N0: No regional lymph node metastasis.
N1: Metastasis to one regional (nearby) lymph node.
N2: Metastasis to more than one regional (nearby) lymph node. Distant metastasis (M):
Extent of Metastasis (M)
MX: Presence of distant metastasis cannot be assessed (information not available).
M0: No distant metastasis.
M1: Distant metastasis present; includes metastasis to non-regional (not near the kidney) lymph nodes and/or to other organs (such as the lungs, bones, or brain).
Renal Cell Cancer Stage Grouping
Once the T, N, and M categories have been determined, this information is combined in a process called stage grouping to determine a patient’s overall disease stage. This is expressed in Roman numerals from stage I (the least serious or earliest stage) to stage IV (the most serious or advanced stage).

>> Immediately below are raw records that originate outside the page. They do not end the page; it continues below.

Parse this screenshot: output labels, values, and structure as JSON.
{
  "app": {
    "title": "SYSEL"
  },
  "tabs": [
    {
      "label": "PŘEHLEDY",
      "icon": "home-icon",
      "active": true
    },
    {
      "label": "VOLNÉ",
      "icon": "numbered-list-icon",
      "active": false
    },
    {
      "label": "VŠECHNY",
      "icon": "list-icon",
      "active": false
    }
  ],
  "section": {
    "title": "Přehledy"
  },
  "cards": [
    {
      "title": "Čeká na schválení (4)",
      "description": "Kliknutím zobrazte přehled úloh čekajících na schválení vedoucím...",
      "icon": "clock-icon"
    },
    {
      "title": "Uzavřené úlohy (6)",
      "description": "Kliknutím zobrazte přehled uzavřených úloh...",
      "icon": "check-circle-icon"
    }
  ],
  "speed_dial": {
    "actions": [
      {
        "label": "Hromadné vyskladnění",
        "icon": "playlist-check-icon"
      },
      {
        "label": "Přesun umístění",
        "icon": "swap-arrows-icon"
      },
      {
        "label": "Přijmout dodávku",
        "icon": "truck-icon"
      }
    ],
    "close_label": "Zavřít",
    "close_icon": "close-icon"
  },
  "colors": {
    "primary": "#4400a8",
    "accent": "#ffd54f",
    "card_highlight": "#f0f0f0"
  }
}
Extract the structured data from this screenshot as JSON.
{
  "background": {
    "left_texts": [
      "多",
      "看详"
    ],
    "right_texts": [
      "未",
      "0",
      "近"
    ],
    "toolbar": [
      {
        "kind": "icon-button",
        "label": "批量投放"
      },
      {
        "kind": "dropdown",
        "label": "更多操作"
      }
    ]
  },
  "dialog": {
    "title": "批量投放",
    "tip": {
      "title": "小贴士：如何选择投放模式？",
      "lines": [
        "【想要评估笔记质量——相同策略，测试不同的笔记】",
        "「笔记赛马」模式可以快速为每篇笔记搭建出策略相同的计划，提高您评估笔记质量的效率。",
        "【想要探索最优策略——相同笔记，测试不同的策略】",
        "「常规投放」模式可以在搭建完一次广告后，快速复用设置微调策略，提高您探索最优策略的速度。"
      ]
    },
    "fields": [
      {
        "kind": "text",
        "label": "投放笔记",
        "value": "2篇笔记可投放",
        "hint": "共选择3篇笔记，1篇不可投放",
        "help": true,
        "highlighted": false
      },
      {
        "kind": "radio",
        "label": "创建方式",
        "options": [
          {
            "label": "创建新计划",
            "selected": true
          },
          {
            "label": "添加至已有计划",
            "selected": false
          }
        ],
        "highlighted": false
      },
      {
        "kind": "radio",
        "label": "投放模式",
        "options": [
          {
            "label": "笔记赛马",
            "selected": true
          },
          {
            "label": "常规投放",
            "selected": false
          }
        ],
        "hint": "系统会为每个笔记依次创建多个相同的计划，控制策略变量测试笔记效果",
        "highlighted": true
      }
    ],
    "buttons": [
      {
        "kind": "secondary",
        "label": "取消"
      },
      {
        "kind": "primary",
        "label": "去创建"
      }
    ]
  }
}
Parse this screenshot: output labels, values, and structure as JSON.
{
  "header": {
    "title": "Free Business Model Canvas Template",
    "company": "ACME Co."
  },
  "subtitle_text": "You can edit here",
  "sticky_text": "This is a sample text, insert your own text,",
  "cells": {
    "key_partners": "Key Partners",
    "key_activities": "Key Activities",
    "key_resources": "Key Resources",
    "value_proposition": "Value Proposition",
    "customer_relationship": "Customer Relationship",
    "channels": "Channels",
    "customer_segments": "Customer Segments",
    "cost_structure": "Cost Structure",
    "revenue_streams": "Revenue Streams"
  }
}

Stage I: T1a-T1b, N0, M0. The tumor is 7 cm or smaller and limited to the kidney. There is no spread to lymph nodes or distant organs.
Stage II: T2, N0, M0. The tumor is larger than 7 cm but is still limited to the kidney. There is no spread to lymph nodes or distant organs.
Stage III: T1a-T3b, N1, M0 or T3a-T3c, N0, M0. Several combinations of T and N categories are included in this stage. These include any tumor that has spread to only one nearby lymph node but not to other organs. Stage III also includes tumors that have not spread to lymph nodes or distant organs but have spread to the adrenal glands, to fatty tissue around the kidney, and/or have grown into the large vein (vena cava) leading from the kidney to the heart.
Stage IV: T4, N0-N1, M0 or Any T, N2, M0 or Any T, Any N, M1. Several combinations of T, N, and M categories are included in this stage, which includes any cancers that have spread directly through the fatty tissue and beyond Gerota’s fascia, the fibrous tissue that surrounds the kidney. Stage IV also includes any cancer that has spread to more than one lymph node near the kidney, or to any lymph node distant from the kidney, or to any distant organs such as the lungs, bone, or brain.
Grading
The system for determining the characteristics of a cancer’s cells is called Fuhrman grading. The Fuhrman grade is determined by a pathologist, who will review the cellular details of your tumor. The grade is based on an examination of how closely the cancer cell’s nucleus (part of a cell in which DNA is stored) resembles a normal kidney cell’s nucleus.
Kidney cancers are usually given a Fuhrman grade on a scale of 1 through 4. Grade 1 kidney cancers have cell nuclei that look very much like a normal kidney cell nucleus. These cancers are usually slow growing and are slow to spread to other parts of the body (metastasize). They tend to have a good outlook (prognosis). Grade 4 kidney cancer, on the upper end of the Fuhrman scale, looks quite different from normal kidney cells and has a worse prognosis. Generally, the higher the Fuhrman grade the worse the prognosis.